Regardless of isolation level, there are two categories of locks. EXCLUSIVE for INSERT, DELETE, UPDATE and shared for SELECT.
You should try the limit the transaction time for EXCLUSIVE locks to a minimum. The default isolation level is READ COMMITTED. If you are writing/running reports against the OLTP systems, writers will block readers. You might get blocking issues.
In 2005, READ COMMITTED SNAPSHOT ISOLATION was introduced. For readers, the version store in tempdb is used to capture a snapshot of the data to satisfy the current query. A-lot less overhead than SNAPSHOT ISOLATION. In short readers are now not blocked by writers.

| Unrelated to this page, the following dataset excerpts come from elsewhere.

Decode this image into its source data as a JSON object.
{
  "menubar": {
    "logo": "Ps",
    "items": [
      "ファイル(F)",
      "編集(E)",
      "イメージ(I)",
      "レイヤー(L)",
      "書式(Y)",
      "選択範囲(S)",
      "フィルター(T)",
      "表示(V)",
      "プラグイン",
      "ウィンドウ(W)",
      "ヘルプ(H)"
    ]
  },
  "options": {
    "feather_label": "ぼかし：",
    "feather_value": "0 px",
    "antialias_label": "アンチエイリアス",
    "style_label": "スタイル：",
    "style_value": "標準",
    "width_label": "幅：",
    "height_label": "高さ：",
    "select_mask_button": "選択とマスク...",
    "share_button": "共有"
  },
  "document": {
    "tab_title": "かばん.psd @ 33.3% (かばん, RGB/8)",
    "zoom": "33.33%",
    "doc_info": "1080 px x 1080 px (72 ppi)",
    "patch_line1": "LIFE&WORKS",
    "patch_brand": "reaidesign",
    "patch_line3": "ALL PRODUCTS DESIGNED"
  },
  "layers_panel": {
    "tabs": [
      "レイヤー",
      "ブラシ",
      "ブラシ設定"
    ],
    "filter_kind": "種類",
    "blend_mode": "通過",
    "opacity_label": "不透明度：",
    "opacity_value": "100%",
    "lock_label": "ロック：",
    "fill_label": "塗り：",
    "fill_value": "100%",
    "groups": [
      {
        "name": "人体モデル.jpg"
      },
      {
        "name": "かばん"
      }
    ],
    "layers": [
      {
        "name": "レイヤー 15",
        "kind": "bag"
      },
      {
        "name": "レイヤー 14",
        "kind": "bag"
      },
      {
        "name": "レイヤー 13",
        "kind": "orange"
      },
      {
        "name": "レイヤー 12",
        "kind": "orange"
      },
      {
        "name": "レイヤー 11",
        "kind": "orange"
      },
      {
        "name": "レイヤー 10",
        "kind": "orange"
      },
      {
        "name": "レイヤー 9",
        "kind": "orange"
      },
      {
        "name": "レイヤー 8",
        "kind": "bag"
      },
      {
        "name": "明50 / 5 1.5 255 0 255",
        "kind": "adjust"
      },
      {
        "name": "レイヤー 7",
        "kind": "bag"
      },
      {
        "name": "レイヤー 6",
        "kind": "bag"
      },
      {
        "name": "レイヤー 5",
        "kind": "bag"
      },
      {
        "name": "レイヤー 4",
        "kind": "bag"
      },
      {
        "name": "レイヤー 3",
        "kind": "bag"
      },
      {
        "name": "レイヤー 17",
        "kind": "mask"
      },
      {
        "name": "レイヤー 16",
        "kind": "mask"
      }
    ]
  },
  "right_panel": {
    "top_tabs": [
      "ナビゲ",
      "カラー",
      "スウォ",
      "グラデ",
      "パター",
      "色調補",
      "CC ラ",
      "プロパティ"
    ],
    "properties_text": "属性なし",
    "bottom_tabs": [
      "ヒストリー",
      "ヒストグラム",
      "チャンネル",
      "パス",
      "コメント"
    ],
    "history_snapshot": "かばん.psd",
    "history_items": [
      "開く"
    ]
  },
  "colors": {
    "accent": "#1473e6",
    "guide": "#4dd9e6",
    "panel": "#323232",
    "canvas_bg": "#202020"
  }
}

This should fix your blocking issues. You need to remove any table hints or isolation commands you currently have.
See article from Brent Ozar.
Will it fix your deadlock? Probably not.
Deadlocks are causes by two or more resources exclusive lock in opposite order.
Check out MSDN = way cooler pictures and mentions deadlock flags.
http://technet.microsoft.com/en-us/library/ms178104(v=sql.105).aspx
Process 1
DEBIT BANK ACCOUNT
CREDIT VENDOR ACCOUNT
Process 2
CREDIT VENDOR ACCOUNT
DEBIT BANK ACCOUNT
In short, change the order of your DML to have consistent access to the tables. Turn on a trace flag to get the actual TSQL causing the issue.
Last but not least, check out application locks as a last resort. The can be used as MUTEX's on code that might be causing deadlocks.